The L.A. Lakers traded for two perennial All-Stars in the summer. The team is paying each a lot of money. The team is struggling mightily. Both new additions have dealt with injuries this season. In an embarrassing loss to the Celtics on Thursday, each scored nine points in about 28 minutes, and left no (positive) imprint on the game.
Howard was supposed to have the bigger impact on the Lakers this season, and for good reason: he was replacing Andrew Bynum, himself an All-Star. Howard also gets paid more, is much younger and is playing for a multi-year deal. Nash signed his multi-year deal in the summer sign-and-trade, and it'll probably be his last contract in the NBA.
Nash missed 24 of the Lakers' games this season with an injury that initially had him listed day-to-day. And not once did his teammates call him out in the media. Is it because he's played through a lot over his career? Nash knows back injuries: he's suffered chronic back pain for a decade, and in Phoenix found a way to manage it enough to let him play more than 70 games every season. (The exception is last season, where he played 62 of the lockout-induced 66 games.) So does he get a benefit of the doubt based on historical resilience?

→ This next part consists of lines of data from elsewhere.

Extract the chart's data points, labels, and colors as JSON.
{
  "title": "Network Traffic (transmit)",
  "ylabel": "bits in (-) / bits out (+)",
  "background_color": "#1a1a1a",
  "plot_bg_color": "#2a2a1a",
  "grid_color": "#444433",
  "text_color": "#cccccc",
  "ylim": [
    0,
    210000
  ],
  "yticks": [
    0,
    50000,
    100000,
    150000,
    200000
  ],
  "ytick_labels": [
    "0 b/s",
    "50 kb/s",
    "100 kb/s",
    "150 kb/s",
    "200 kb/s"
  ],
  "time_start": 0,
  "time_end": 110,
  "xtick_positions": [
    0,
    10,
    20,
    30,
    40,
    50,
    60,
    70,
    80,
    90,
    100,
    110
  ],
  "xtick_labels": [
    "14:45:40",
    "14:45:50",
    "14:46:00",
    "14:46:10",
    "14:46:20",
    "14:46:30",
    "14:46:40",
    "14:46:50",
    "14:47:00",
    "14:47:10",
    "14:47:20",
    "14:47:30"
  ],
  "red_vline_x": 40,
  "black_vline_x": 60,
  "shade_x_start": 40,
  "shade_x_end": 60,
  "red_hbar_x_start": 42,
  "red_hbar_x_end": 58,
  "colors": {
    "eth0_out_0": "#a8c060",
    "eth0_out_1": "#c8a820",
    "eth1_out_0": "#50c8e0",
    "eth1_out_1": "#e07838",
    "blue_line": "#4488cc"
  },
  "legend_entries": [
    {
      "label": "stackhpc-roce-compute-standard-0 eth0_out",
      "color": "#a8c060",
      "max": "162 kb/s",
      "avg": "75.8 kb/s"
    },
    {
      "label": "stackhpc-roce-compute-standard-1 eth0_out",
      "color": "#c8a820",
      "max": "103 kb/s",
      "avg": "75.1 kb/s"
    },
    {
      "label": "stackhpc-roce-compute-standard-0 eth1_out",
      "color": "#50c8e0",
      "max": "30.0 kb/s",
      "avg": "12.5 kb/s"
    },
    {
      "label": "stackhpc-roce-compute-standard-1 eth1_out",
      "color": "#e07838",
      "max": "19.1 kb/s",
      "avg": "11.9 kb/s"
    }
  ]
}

Howard missed a grand total of seven games through his first seven seasons in the league, and some of those were due to suspension. Last season, back surgery -- back surgery -- knocked him out in the stretch run. He was supposed to be back in action in December or January. Howard was ready opening night. Well, "ready." He's struggled this season, claiming that his back still isn't right. On top of that, he tore his labrum. He's missed some games to let it recover, but has also tried to play through it. Contrary to what many folks might believe, he's only missed six games this season.
But he gets no benefit of the doubt.
He sat out three games prior to Thursday's Celtics match-up. In that span, Pau Gasol aggravated his existing foot injury, and he'll be out at least six weeks. So when one player aggravates an injury seriously enough to be ruled out for a long period of time, the only solution is to pressure another injured player to try to battle through it and get on the court, no matter how ineffective he'll be and how great the risk of aggravating the injury may be. Sound logic.
And if you don't think the Lakers -- not the front office or whatever, but actual Lakers -- pressured Dwight to get back on the court ...
Steve Nash on Dwight: "I think everyone has got to play through some pain in this league"— Mark Medina (@MedinaLakersNBA) February 7, 2013
The guy who has missed nearly half of the season and didn't have to deal with any of his teammates publicly commenting on whether he should play is hinting to us that Dwight should be playing. Meanwhile, this is what the coach is telling the media, according to Yahoo!'s Adrian Wojnarowski:
D'Antoni made sure to tell everyone Howard had been medically cleared to play in each of the three games he missed recently, and he sounded minimally sympathetic toward Howard's endurance of pain on Thursday night.
Man, even the coach has missed games due to injury this season! To baldly leak out that information is done with one purpose: make Howard look soft and feel pressure to keep playing even though he obviously cannot play well enough to significantly help the Lakers right now.
Kobe's a different animal. He's one of the five most battle-tested players in the league (with Kevin Garnett, Tim Duncan, Paul Pierce and Dirk Nowitzki). He's played through innumerable injuries, and hasn't missed a game this season. And frankly, we all know he's a jerk who has no filter. He's called out Shaq, Pau, Bynum and Dwight. And he might be the one athlete who can get away with calling everyone else lazy, because chances are that he really does work harder than everyone else. But D'Antoni? He can't get away with that. He's showing his dark side once again, and at this point Jerry Colangelo shouldn't let him within a mile of the USA Basketball head coach job.
And Nash? The man playing as poorly as Howard this season, the man having as disappointing a season as any Laker, the man who in his 26 games has led L.A. to a masterful 11-15 record -- not only does he not get one half of one ounce of public blame for this mess, but he gets a free pass on calling out his obviously injured teammate?
We've been told Nash was the classiest star in the NBA for a decade now. I think we may have been fed lies. I don't come to lionize Howard, whose addiction to making everyone like him is ironically doing the opposite. But if we're going to tear down Dwight, when does Saint Nash get a little of that action?